Redes Sociais X Ambiente Corporativo

A situação das redes sociais é diferente dos ambientes corporativos. Em empresas, o medo de perder o emprego e os limites organizacionais tornam as pessoas menos impulsivas e reativas, já que estão em jogo remuneração, reputação e carreira. Mas sem domínio emocional real, esse falso controle acumula ainda mais stress, que será descarregado em casa, com amigos ou... nas redes sociais!

Mas... o que mudou? Não foi sempre assim? As pessoas tinham domínio emocional e o perderam?

Acredito que houve, sim, uma mudança, que tem duas vertentes. A principal é o empoderamento de cada participante de uma grande rede. Pessoas que, antes, não podiam se fazer ouvidas podem, hoje, causar um estardalhaço, bom ou ruim. Isso é mais evidente em redes abertas, como o Twitter, onde você não precisa ser aceito como amigo para opinar (inclusive agressivamente) no perfil de qualquer pessoa. É a rede preferida dos jornalistas (e a minha também). Mas é onde as execrações mais acontecem, e isso tem prejudicado muito o debate.

A segunda vertente vem do sucesso que grupos organizados vêm obtendo. Eu faço parte desta jornada, de movimentos que se transferiram para as redes. Quando agem de forma coordenada, podem causar grandes mudanças, também para o bem e para o mal. A possibilidade de influência fascina e tem trazido centenas de milhares de pessoas para o diálogo – construtivo e destrutivo.

No caso das discórdias em redes sociais, a impressão que tenho é que a maioria age como se o ser humano fosse obrigado a estar de um lado ou de outro – como se houvesse apenas duas possibilidades. A falta de controle emocional é tanta que as pessoas se viciaram em dualizar.

Se você não concorda com o filho do presidente, é contra o governo inteiro. Se discorda da ação de um ministro, é comunista. Se tem credo ou religião diferente, é imoral. Se não gostou do filme “Roma”, é um ignorante consumidor de enlatados de Hollywood. Precisa ser sempre assim, ou um ou outro?

Há muitas outras posições em qualquer debate: é possível discordar de dois lados, não querer tomar partido, respeitar a opinião do outro fazendo críticas a ela, ou até mesmo apoiar a proposta alheia com ressalvas. Entretanto lidar com esses cenários, que não são “preto no branco”, exige domínio emocional para poder enfrentar discordâncias, vulnerabilidades próprias e ideias contrárias.

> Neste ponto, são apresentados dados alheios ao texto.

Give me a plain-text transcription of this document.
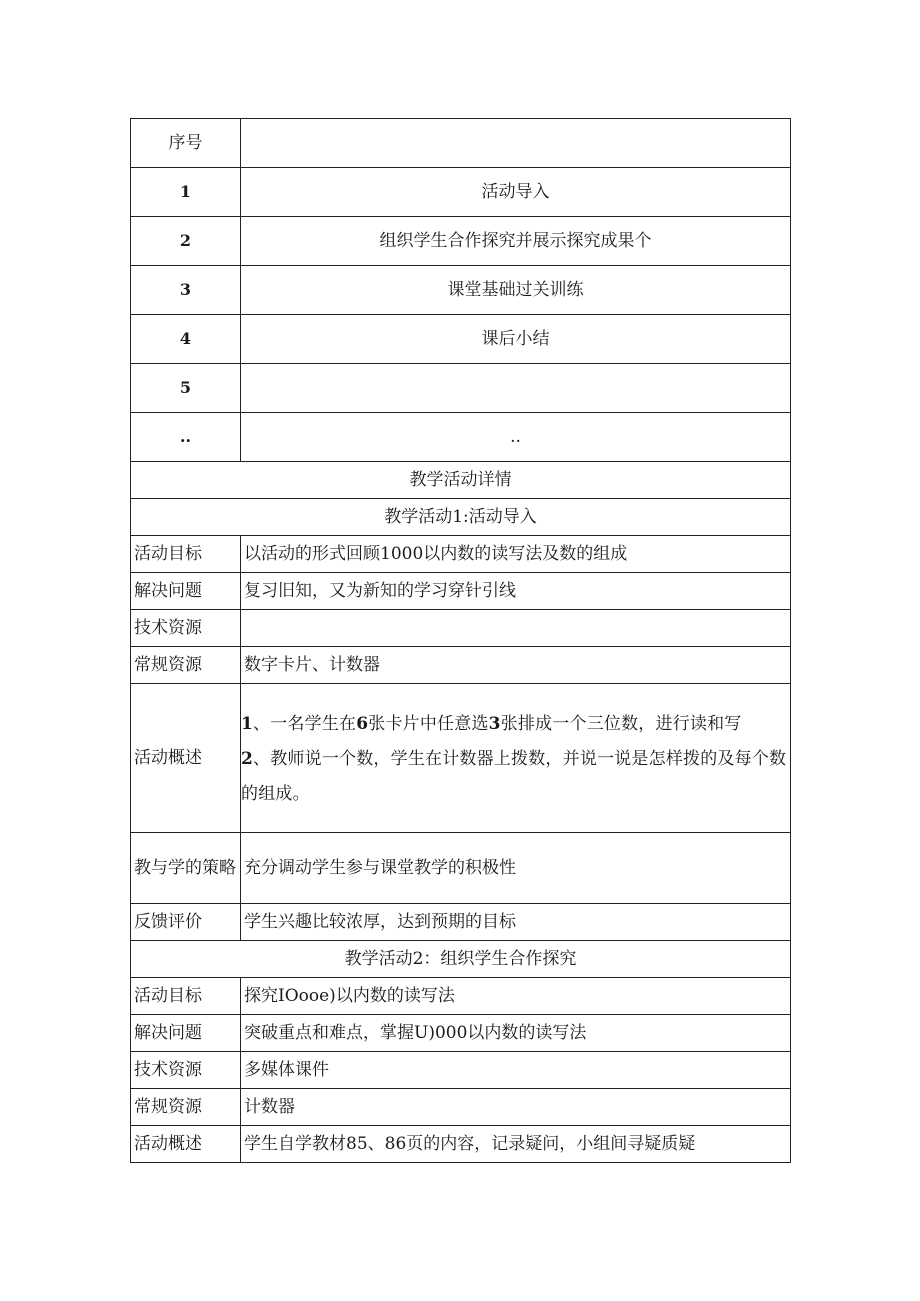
序号	
1	活动导入
2	组织学生合作探究并展示探究成果个
3	课堂基础过关训练
4	课后小结
5	
..	..
教学活动详情	
教学活动1:活动导入	
活动目标	以活动的形式回顾1000以内数的读写法及数的组成
解决问题	复习旧知，又为新知的学习穿针引线
技术资源	
常规资源	数字卡片、计数器
活动概述	1、一名学生在6张卡片中任意选3张排成一个三位数，进行读和写
2、教师说一个数，学生在计数器上拨数，并说一说是怎样拨的及每个数的组成。

教与学的策略	充分调动学生参与课堂教学的积极性
反馈评价	学生兴趣比较浓厚，达到预期的目标
教学活动2：组织学生合作探究	
活动目标	探究IOooe)以内数的读写法
解决问题	突破重点和难点，掌握U)000以内数的读写法
技术资源	多媒体课件
常规资源	计数器
活动概述	学生自学教材85、86页的内容，记录疑问，小组间寻疑质疑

E como enfrentar ideias e posições contrárias?

O básico é ter capacidade de exercitar a escuta plena, de tentar entender o ponto de vista do outro sem a obsessão de estar correto ou de vencer o debate o tempo todo. Quando cada questionamento é encarado como “fim de papo”, perdemos a oportunidade de dialogar. Emoções descontroladas nos deixam cegos para quem está na nossa frente. Como explica o psicólogo canadense Jordan Peterson, precisamos decidir ouvir o outro.

Geralmente, quando nos comunicamos, assumimos que a conversa tem a ver com convencer o outro do nosso ponto de vista, mas o diálogo vai além disso. Quando escolhemos prestar atenção ao que outra pessoa, qualquer pessoa, tem a nos dizer, mesmo que ela seja diferente de nós ou tenha opiniões que não nos agradem, podemos descobrir algo que não sabíamos antes. “Se você tiver uma conversa assim com alguém, ambos se tornarão pessoas melhores”, diz Peterson. “O lugar onde vocês terminam é melhor do que o ponto de partida.” É uma mudança de mindset.

No ambiente das redes sociais, o mais problemático é que a raiva contagia e viraliza. O discurso polêmico e polarizador aumenta a visibilidade, e alguns oportunistas usam isso para conquistar audiência e se aproveitam daqueles que, sem domínio emocional, entram no ringue prontos para canalizar toda sua ira e finalizar um suposto adversário. É como uma pedra caindo em um lago: basta entrar em contato com a água para gerar ondas por toda a extensão.

Abatidos por essas ondas estão pessoas muitas vezes se esforçando para divulgar seus argumentos razoáveis, inclusive alguns jornalistas ainda imparciais, estes cada vez mais atingidos pela dualidade. Os críticos de plantão, sem prestar atenção ao que o outro está falando, e sem ter algo construtivo a acrescentar, criam um cenário de caos, um ambiente tóxico no momento em que a construção coletiva é do que mais precisamos.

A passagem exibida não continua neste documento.